Turnbull hugged his arms to his chest tightly. He had a burning fight-or-flight urge that should not reasonably go with a proclamation so kind as that. His jaw clenched. His hands flexed. It was useless to be wide-eyed in the dark, but he was; hands, he could bat away. Cruelty, he could throw off. Spitballs, he could endure. Even Francesca, he could flee. That? That stuck, and he felt nothing so much as pinned to that bed.

He briefly wondered what Ray would do if Turnbull just tore his way out of there in fear.

He couldn't do that to Ray.

"I-- I--" You. You. Breathe. "I like you, too." A few breaths passed; labored. "Goodnight, Ray."

There was a long moment of silence on the other side of the room, and then Ray replied, quietly, "'Night, Ren."

Ray hadn't been wrong when he'd said Turnbull would've heard something like that gunman rounding the corner.

Sleep had come lightly, fitfully, in the emotional sense. He could keep physically still even when his brain couldn't. He was caught between feeling abject terror at Ray having been so easily able to read him and relief for the words he'd been given as a result. Even if believing them was beyond him. He couldn't think he wasn't a burden; so long as he could be useful, something good for Ray, he would be. When his usefulness ended he knew he would excuse himself before he made of himself a fool and a problem for Ray.

Hopefully, this time, he'd be able to determine where that line was.

For that matter, now was absolutely not the time to be readable to anyone. If Ray could glean that much from him, the very possibility of his, ah... rapidly developing problem... God, if whatever this was slipped through even the slightest bit, Turnbull thought he'd probably jump on Thatcher's transfer to the middle of nowhere, north.

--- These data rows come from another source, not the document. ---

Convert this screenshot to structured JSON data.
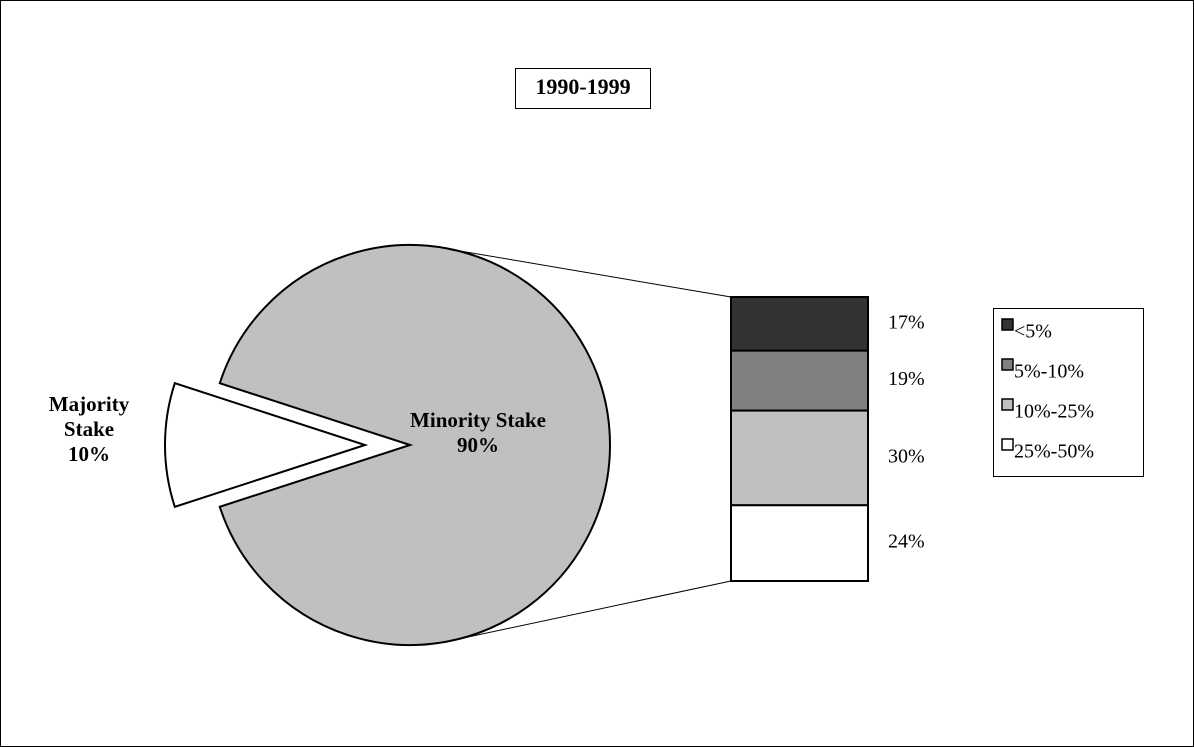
{
  "chart_data": [
    {
      "type": "pie",
      "title": "1990-1999",
      "categories": [
        "Majority Stake",
        "Minority Stake"
      ],
      "values": [
        10,
        90
      ],
      "value_labels": [
        "10%",
        "90%"
      ],
      "colors": [
        "#ffffff",
        "#c0c0c0"
      ]
    },
    {
      "type": "stacked-bar",
      "series": [
        {
          "name": "<5%",
          "color": "#333333",
          "values": [
            17
          ],
          "value_labels": [
            "17%"
          ]
        },
        {
          "name": "5%-10%",
          "color": "#808080",
          "values": [
            19
          ],
          "value_labels": [
            "19%"
          ]
        },
        {
          "name": "10%-25%",
          "color": "#c0c0c0",
          "values": [
            30
          ],
          "value_labels": [
            "30%"
          ]
        },
        {
          "name": "25%-50%",
          "color": "#ffffff",
          "values": [
            24
          ],
          "value_labels": [
            "24%"
          ]
        }
      ]
    }
  ]
}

No, sleep was not easy. Light. Easily broken by something such as rapid breathing and the odd motion from the bed across from him. Loud to his ears, subtle though it should have been.

His immediate thought was that Ray must be in pain; it was formed in his mind before consciousness fully was, and it was a few seconds before Turnbull landed on the realization that it was probably a nightmare.

He was at a total loss for what to do about it.

He could wake Ray up. He could, but it seemed cruel when the man clearly needed sleep to heal. He could ignore it; that seemed equally cruel. Turnbull had been given a limited briefing on Ray's undercover operation in order to maintain the cover; he knew so far as it involved the mob. He could imagine what Ray Vecchio's nightmares might entail in the abstract.

The clear choices warred with each other. The former option seemed far beyond his place. The latter felt like withholding a duty. Neither felt right.

Ray's breath caught.

"Sssh."

Turnbull blinked in the dark. Ah. Yes. That had come from his own lips. No louder than the rustle of leaves, but for all he believed, it may as well have been a foghorn.

He sat frozen for a few seconds, arms tightening around himself again. Measuring his breaths slowly so as to be silent. Terrified he'd woken Ray.

Ray hitched another breath, but aside that, it remained even.

Perhaps it had helped...?

"Sssh..." Quieter, this time. As one might shush a child; something for which Turnbull felt no small amount of shame, once he realized.

It seemed to work anyway. Or perhaps the nightmare came to an end. He couldn't be sure. He didn't, entirely, want to be sure. But Ray's breathing settled back to something softer and slower, a more natural sleep-rhythm, and left him to the darkness and his own thoughts.